Closed TrinhQuocNguyen closed 4 years ago
I have modified the source code and can able to load any huge dataset. Thank you.
您好,请问您修改了哪部分源码?您构建大数据集时是怎么构建的?希望得到您的回复 @TrinhQuocNguyen
I have modified the source code and can able to load any huge dataset. Thank you.
Hi Trinh,
I am observing the same issue when training and testing on original data. The testing on original test set can be completed with 300GB of swap memory, and the training will get killed after several epochs under this setting.
Is it possible to share your way of solving it?
Thanks!
Hi,
The issue cause when loading the dataset. The entire dataset is load at once to the memory and that cause crashing.

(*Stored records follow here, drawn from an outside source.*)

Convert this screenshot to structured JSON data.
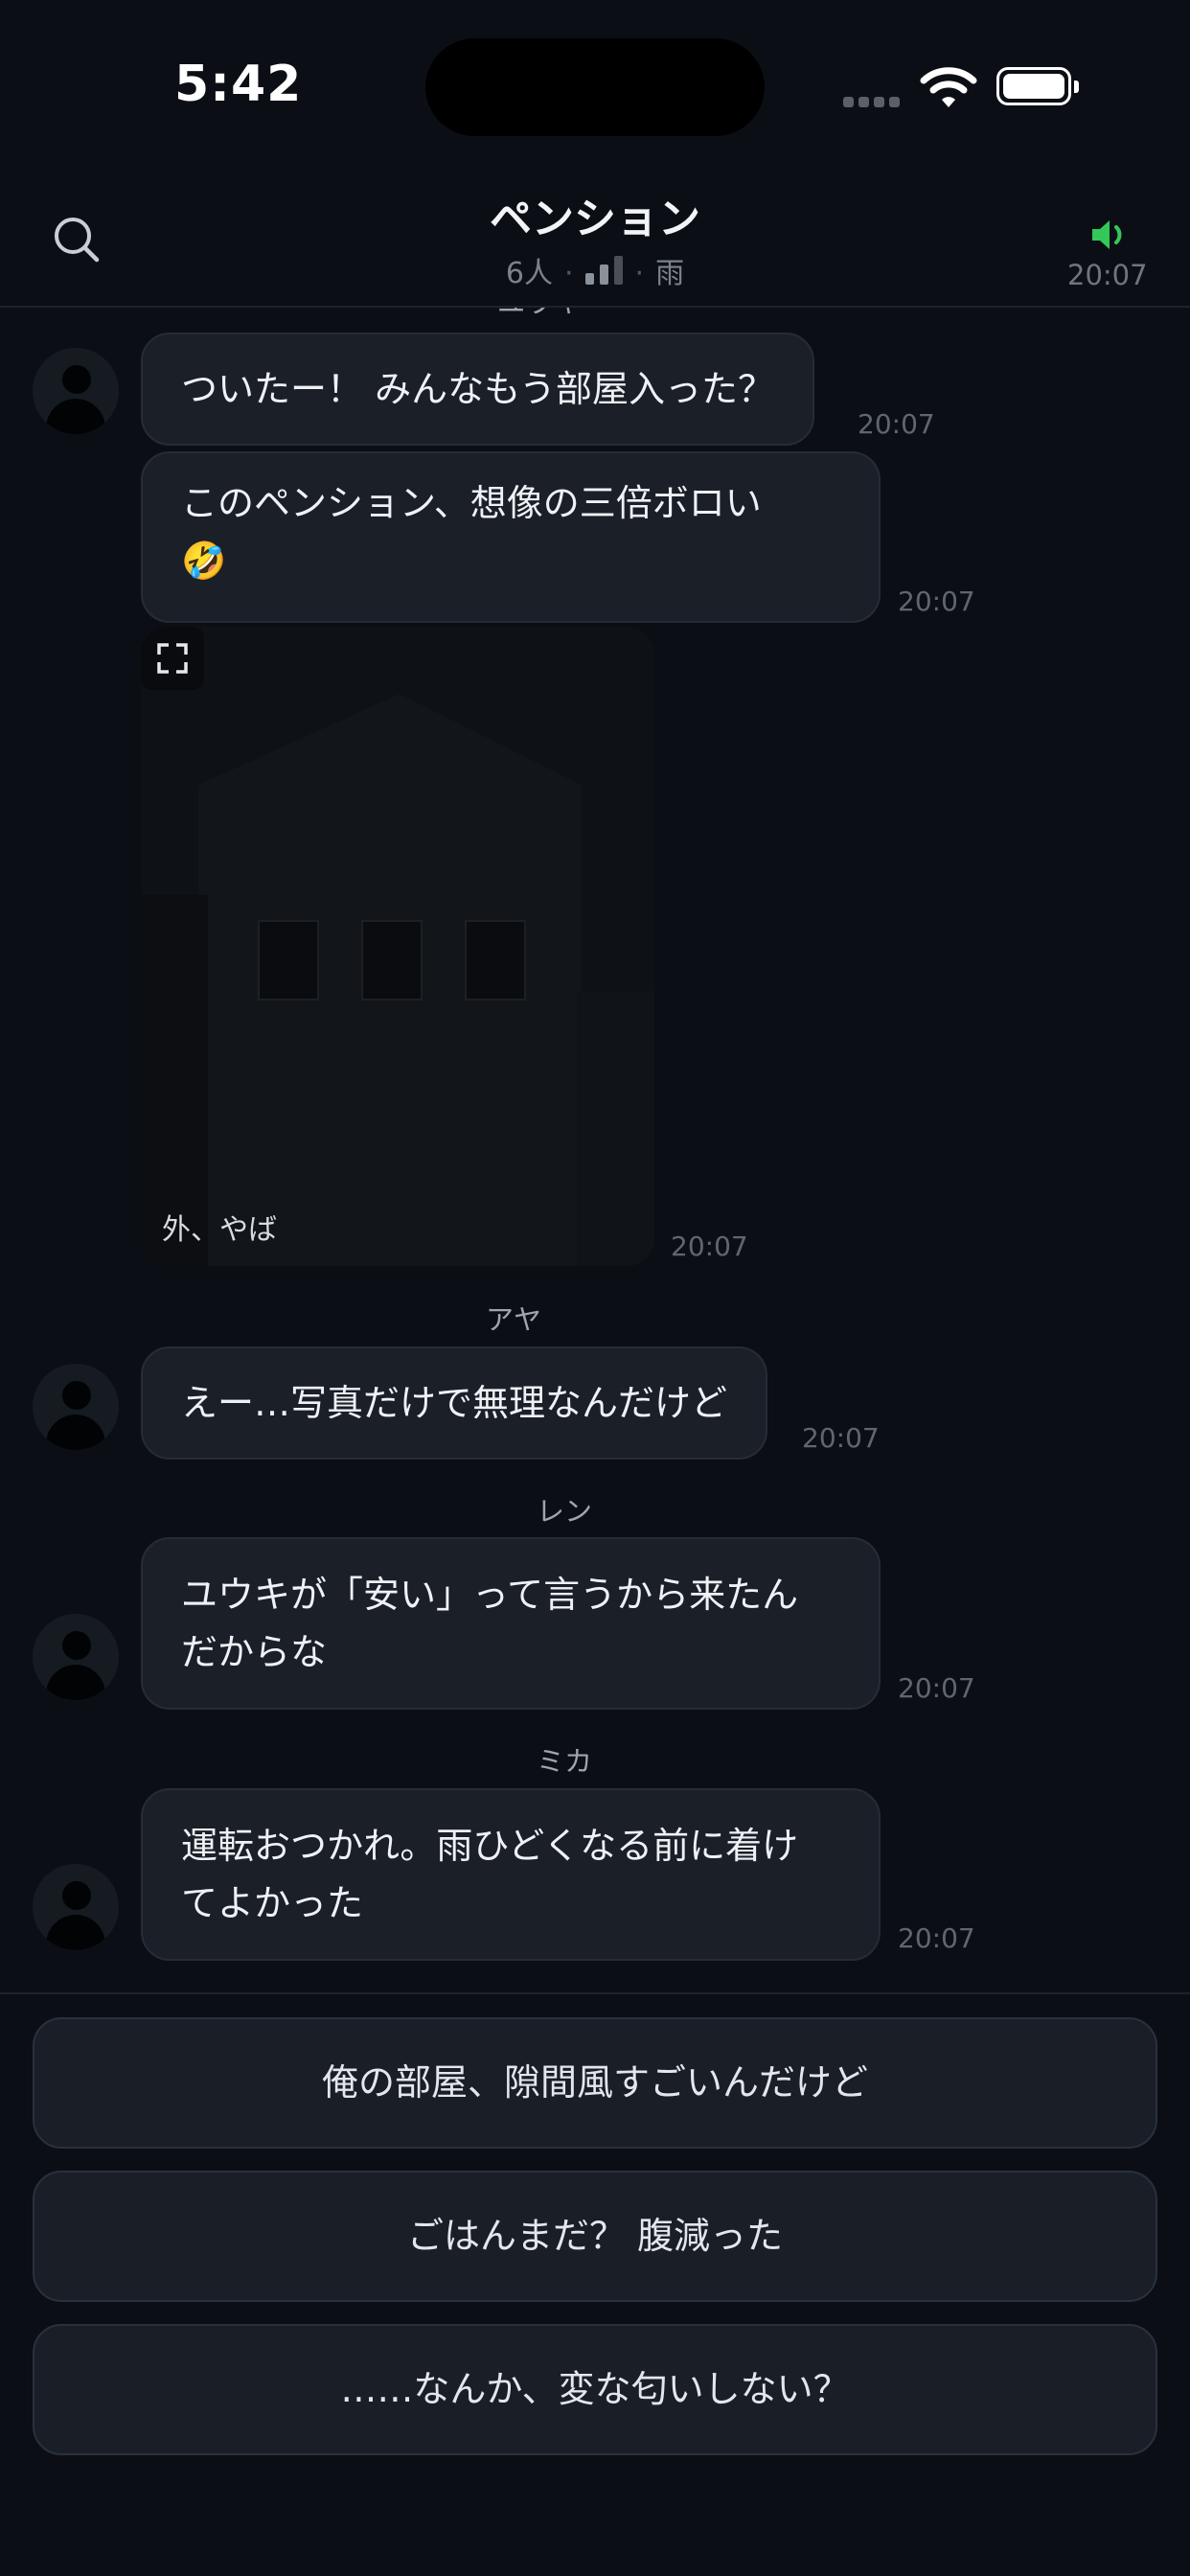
{
  "status_bar": {
    "time": "5:42"
  },
  "header": {
    "title": "ペンション",
    "member_count": "6人",
    "separator": "·",
    "weather": "雨",
    "time": "20:07",
    "sound_color": "#34c759"
  },
  "messages": {
    "cut_sender": "ユウキ",
    "m1": {
      "text": "ついたー！ みんなもう部屋入った？",
      "time": "20:07"
    },
    "m2": {
      "text_line1": "このペンション、想像の三倍ボロい",
      "emoji": "🤣",
      "time": "20:07"
    },
    "m3": {
      "caption": "外、やば",
      "time": "20:07"
    },
    "m4": {
      "sender": "アヤ",
      "text": "えー…写真だけで無理なんだけど",
      "time": "20:07"
    },
    "m5": {
      "sender": "レン",
      "text_line1": "ユウキが「安い」って言うから来たん",
      "text_line2": "だからな",
      "time": "20:07"
    },
    "m6": {
      "sender": "ミカ",
      "text_line1": "運転おつかれ。雨ひどくなる前に着け",
      "text_line2": "てよかった",
      "time": "20:07"
    }
  },
  "choices": [
    {
      "label": "俺の部屋、隙間風すごいんだけど"
    },
    {
      "label": "ごはんまだ？ 腹減った"
    },
    {
      "label": "……なんか、変な匂いしない？"
    }
  ]
}
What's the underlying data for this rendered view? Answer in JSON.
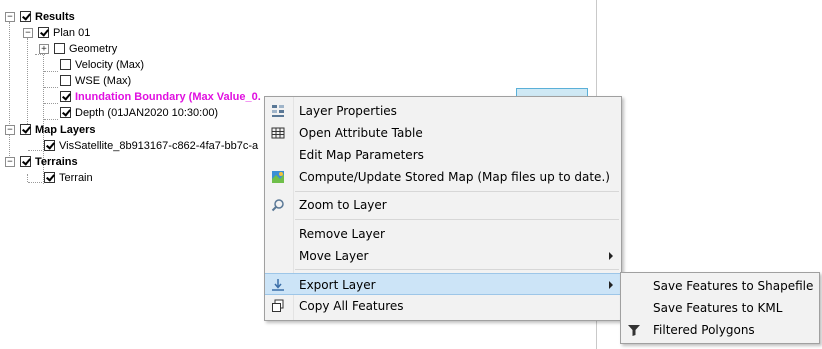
{
  "tree": {
    "results": "Results",
    "plan": "Plan 01",
    "geometry": "Geometry",
    "velocity": "Velocity (Max)",
    "wse": "WSE (Max)",
    "inundation": "Inundation Boundary (Max Value_0.",
    "depth": "Depth (01JAN2020 10:30:00)",
    "map_layers": "Map Layers",
    "vis_satellite": "VisSatellite_8b913167-c862-4fa7-bb7c-a",
    "terrains": "Terrains",
    "terrain": "Terrain"
  },
  "context_menu": {
    "items": [
      {
        "label": "Layer Properties",
        "icon": "layer-properties-icon"
      },
      {
        "label": "Open Attribute Table",
        "icon": "table-icon"
      },
      {
        "label": "Edit Map Parameters",
        "icon": ""
      },
      {
        "label": "Compute/Update Stored Map (Map files up to date.)",
        "icon": "compute-map-icon"
      },
      {
        "label": "Zoom to Layer",
        "icon": "zoom-icon"
      },
      {
        "label": "Remove Layer",
        "icon": ""
      },
      {
        "label": "Move Layer",
        "icon": ""
      },
      {
        "label": "Export Layer",
        "icon": "export-icon"
      },
      {
        "label": "Copy All Features",
        "icon": "copy-icon"
      }
    ]
  },
  "submenu": {
    "items": [
      {
        "label": "Save Features to Shapefile"
      },
      {
        "label": "Save Features to KML"
      },
      {
        "label": "Filtered Polygons",
        "icon": "filter-icon"
      }
    ]
  },
  "colors": {
    "inundation_text": "#e010e0",
    "highlight": "#cce4f7",
    "menu_bg": "#f2f2f2"
  }
}
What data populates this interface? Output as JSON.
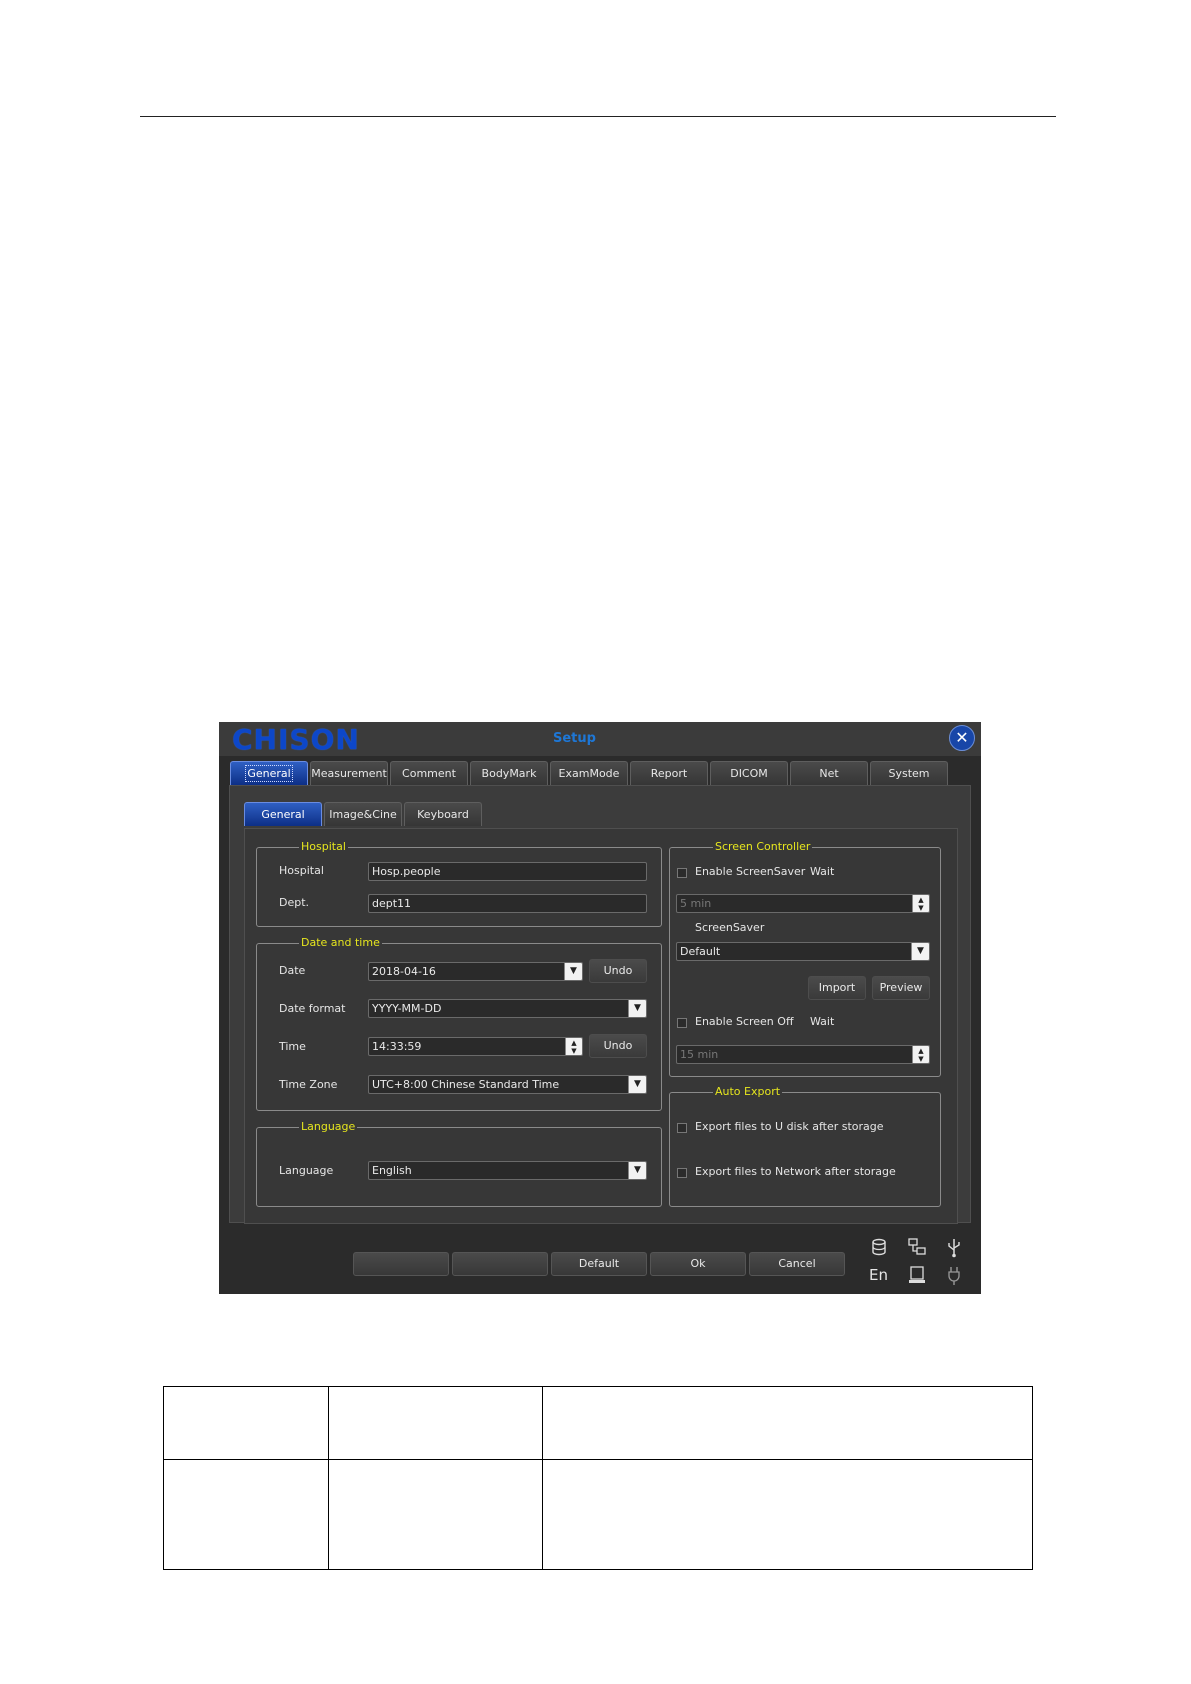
{
  "dialog": {
    "logo_text": "CHISON",
    "title": "Setup",
    "close_symbol": "✕",
    "tabs": [
      "General",
      "Measurement",
      "Comment",
      "BodyMark",
      "ExamMode",
      "Report",
      "DICOM",
      "Net",
      "System"
    ],
    "subtabs": [
      "General",
      "Image&Cine",
      "Keyboard"
    ],
    "hospital_group": {
      "title": "Hospital",
      "hospital_label": "Hospital",
      "hospital_value": "Hosp.people",
      "dept_label": "Dept.",
      "dept_value": "dept11"
    },
    "datetime_group": {
      "title": "Date and time",
      "date_label": "Date",
      "date_value": "2018-04-16",
      "undo_label": "Undo",
      "date_format_label": "Date format",
      "date_format_value": "YYYY-MM-DD",
      "time_label": "Time",
      "time_value": "14:33:59",
      "timezone_label": "Time Zone",
      "timezone_value": "UTC+8:00 Chinese Standard Time"
    },
    "language_group": {
      "title": "Language",
      "language_label": "Language",
      "language_value": "English"
    },
    "screen_group": {
      "title": "Screen Controller",
      "screensaver_check_label": "Enable ScreenSaver",
      "wait_label": "Wait",
      "screensaver_wait_value": "5 min",
      "screensaver_label": "ScreenSaver",
      "screensaver_value": "Default",
      "import_label": "Import",
      "preview_label": "Preview",
      "screenoff_check_label": "Enable Screen Off",
      "screenoff_wait_value": "15 min"
    },
    "export_group": {
      "title": "Auto Export",
      "udisk_label": "Export files to U disk after storage",
      "network_label": "Export files to Network after storage"
    },
    "bottom_buttons": [
      "",
      "",
      "Default",
      "Ok",
      "Cancel"
    ],
    "status": {
      "lang_code": "En",
      "icons": [
        "database-icon",
        "network-icon",
        "usb-icon",
        "disk-icon",
        "power-plug-icon"
      ]
    },
    "colors": {
      "background": "#2b2b2b",
      "panel": "#3c3c3c",
      "group_title": "#e6e61e",
      "tab_active": "#1846a8",
      "logo": "#0d47c9"
    }
  }
}
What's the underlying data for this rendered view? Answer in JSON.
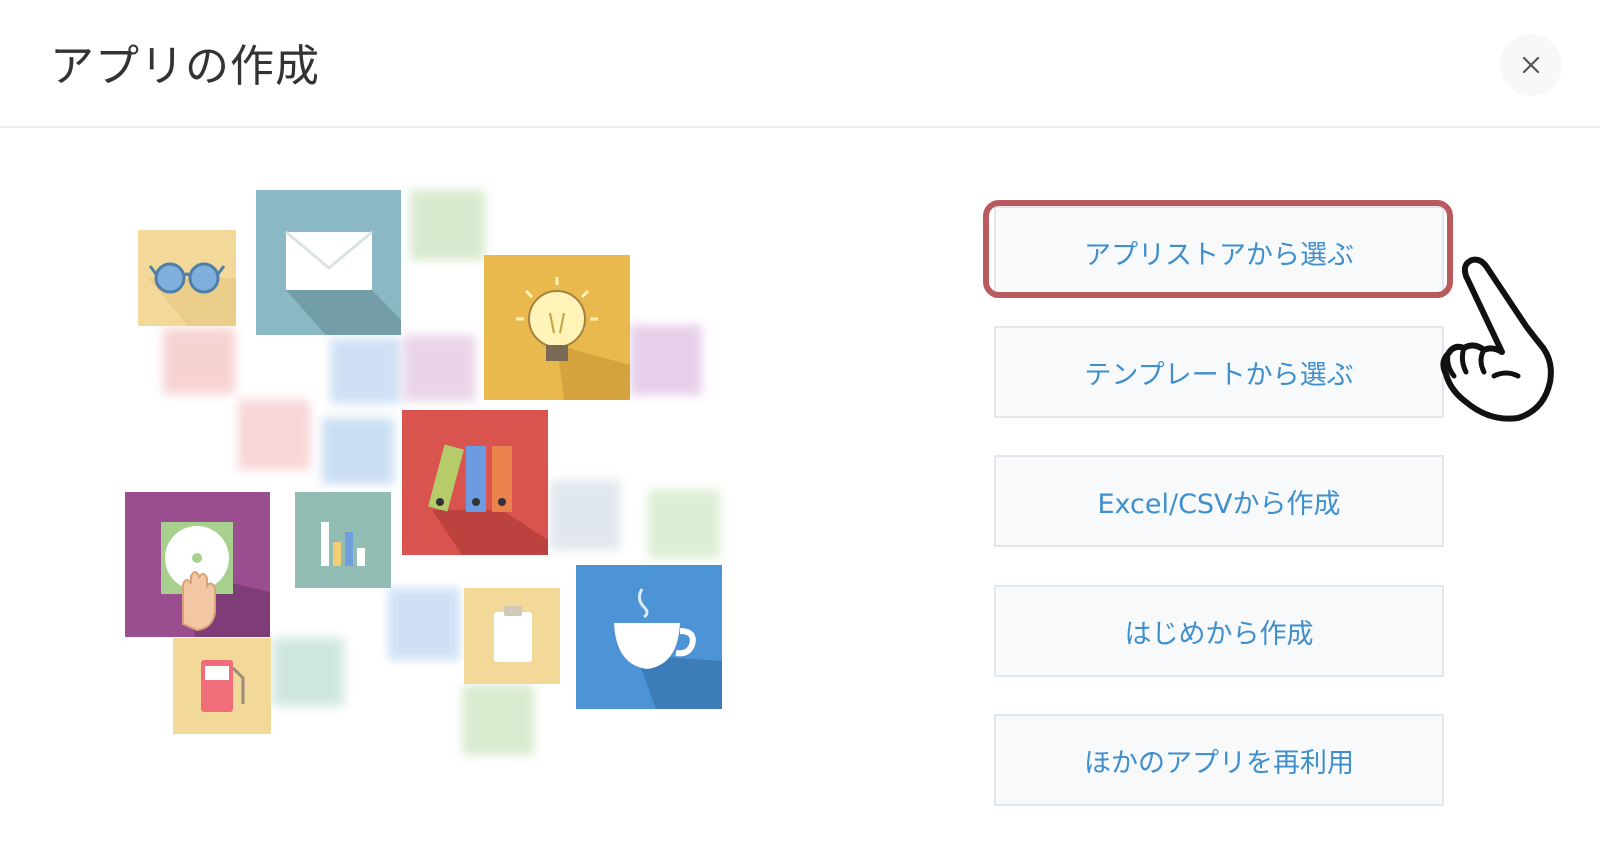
{
  "dialog": {
    "title": "アプリの作成"
  },
  "options": [
    {
      "label": "アプリストアから選ぶ"
    },
    {
      "label": "テンプレートから選ぶ"
    },
    {
      "label": "Excel/CSVから作成"
    },
    {
      "label": "はじめから作成"
    },
    {
      "label": "ほかのアプリを再利用"
    }
  ],
  "icons": {
    "close": "close-icon",
    "pointer": "pointing-hand-icon"
  },
  "colors": {
    "button_text": "#3f8fcc",
    "highlight": "#b95a5e"
  }
}
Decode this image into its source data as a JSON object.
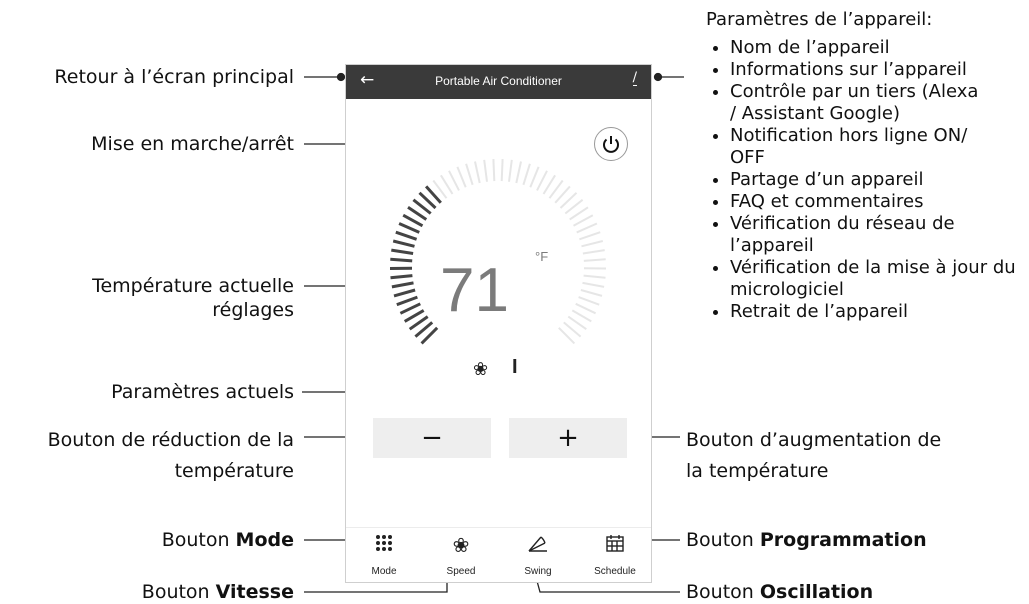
{
  "app": {
    "title": "Portable Air Conditioner",
    "back_icon": "arrow-left-icon",
    "edit_icon": "pencil-icon"
  },
  "thermostat": {
    "temperature": "71",
    "unit": "°F",
    "speed_level": "I",
    "decrease_label": "−",
    "increase_label": "+"
  },
  "tabs": [
    {
      "label": "Mode",
      "icon": "grid-icon"
    },
    {
      "label": "Speed",
      "icon": "fan-icon"
    },
    {
      "label": "Swing",
      "icon": "swing-icon"
    },
    {
      "label": "Schedule",
      "icon": "calendar-icon"
    }
  ],
  "annotations": {
    "back": "Retour à l’écran principal",
    "power": "Mise en marche/arrêt",
    "temp_line1": "Température actuelle",
    "temp_line2": "réglages",
    "current": "Paramètres actuels",
    "decrease_line1": "Bouton de réduction de la",
    "decrease_line2": "température",
    "mode_prefix": "Bouton ",
    "mode_bold": "Mode",
    "speed_prefix": "Bouton ",
    "speed_bold": "Vitesse",
    "increase_line1": "Bouton d’augmentation de",
    "increase_line2": "la température",
    "schedule_prefix": "Bouton ",
    "schedule_bold": "Programmation",
    "swing_prefix": "Bouton ",
    "swing_bold": "Oscillation"
  },
  "settings": {
    "heading": "Paramètres de l’appareil:",
    "items": [
      "Nom de l’appareil",
      "Informations sur l’appareil",
      "Contrôle par un tiers (Alexa / Assistant Google)",
      "Notification hors ligne ON/ OFF",
      "Partage d’un appareil",
      "FAQ et commentaires",
      "Vérification du réseau de l’appareil",
      "Vérification de la mise à jour du micrologiciel",
      "Retrait de l’appareil"
    ]
  },
  "colors": {
    "topbar": "#3a3a3a",
    "dial_active": "#444444",
    "dial_inactive": "#e6e6e6",
    "button_bg": "#eeeeee"
  }
}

self.A_paths = make_dataset(self.dir_A)
self.B_paths = make_dataset(self.dir_B)
# self.A_imgs, self.A_paths = store_dataset(self.dir_A)
# self.B_imgs, self.B_paths = store_dataset(self.dir_B)
Try to use make_dataset function istead of store_dataset which load the entire dataset to the memory at once. The make_dataset function only loads the paths to the images. You have to modify the getitem to load the image from the path,
A_path = self.A_paths[index % self.A_size]
B_path = self.B_paths[index % self.B_size]
A_img = Image.open(A_path).convert('RGB')
B_img = Image.open(B_path).convert('RGB')
Thanks
Hi TAMU-VITA, Thank you for awesome work. I have tried to train the model on a larger dataset, but the RAM memory was increasing during the time of loading data. Then as the consequence, it's got killed.
Is there any place in the dataloader class that we can modify to avoid above problem?
Thank you.